In this spirit, I would like to recall that the ICRC and Switzerland have been facilitating a process with States aimed at strengthening IHL implementation mechanisms. In the first, consultative phase, which took place from 2011-2015, it became clear that IHL is a very rare body of law that does not provide a forum in which States could meet regularly to discuss IHL application and that this gap persists. In the current, inter-governmental phase, which started last year, States are revisiting the idea of a potential forum of States and will also examine how the International Conference of the Red Cross and Red Crescent and regional forums could also be better utilized to improve respect for IHL. These avenues should be considered as complementary. We invite States to take an active part in the inter-governmental process that is being co-facilitated by the ICRC and Switzerland, to share their views, and to invest the necessary political will to achieve a common understanding on what would be an effective way forward.

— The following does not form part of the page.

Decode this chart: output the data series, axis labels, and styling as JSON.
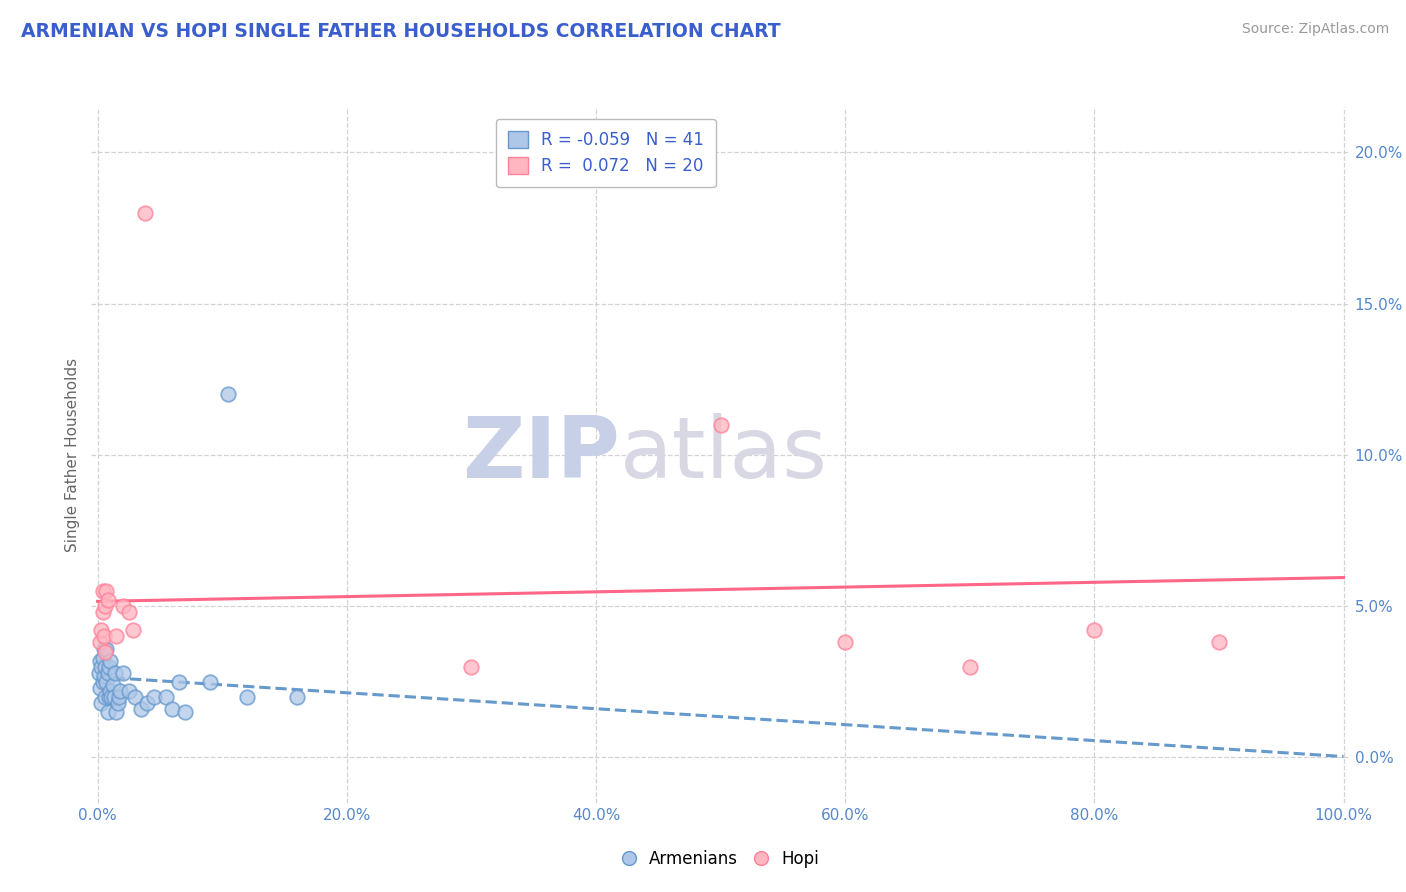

Finally, although achieving greater respect for the APs is crucial, this does not mean that there is no scope for further clarification or development. For instance, despite the existence of rules pertaining to NIACs in Common Article 3 and APII, there is still a disparity between IHL governing these situations as compared to IACs, for instance with regard to the deprivation of liberty. Furthermore, difficulties remain in the application and interpretation of the law, in particular in response to new threats, new actors and new means and methods of warfare. Notably, debates continue on the interpretation of certain key legal concepts crucial for the protection of civilians and civilian objects, such as the principle of proportionality. Differing interpretations ultimately result in decreased protection. As a result, it is necessary to continue reflecting on these, and other, issues, in order to reaffirm, clarify or develop IHL, where needed.

5. Conclusion

In closing, I wish to leave you with a final observation. The Additional Protocols were negotiated and agreed in the thick of Cold War polarization, amid nuclear-level anxiety, and at a table where newly independent States sat facing their recent colonial powers. The atmosphere, ladies and gentlemen, was not an easy one, and remembering this is crucial as we discuss the relevance of the Protocols to contemporary conflicts. Despite the geopolitical landscape, States in the 1970s worked hard to clarify the principles of IHL in practice. The Protocols, and the body of law they have contributed to, are thus not the product of humanitarian idealism – they strike a balance between military necessity and humanity. Furthermore, the Protocols are not relics of a bygone, simpler time in history – rather, they are carefully-negotiated products of experience and hard-won compromise, based on the complexities of combat, and they remain very much relevant today. So I ask you and your governments three things: First, please accede to the Protocols if you have not done so already, or encourage other States to do so. Second, please work to implement, apply and enforce the APs in today's armed conflicts because they help combatants and civilians alike. Please respect and ensure respect for these important laws. And, third, please speak up for the Additional Protocols and their rules - for their very practical relevance to today's conflicts and for the humanitarian impact they have on people affected by armed conflict every single day.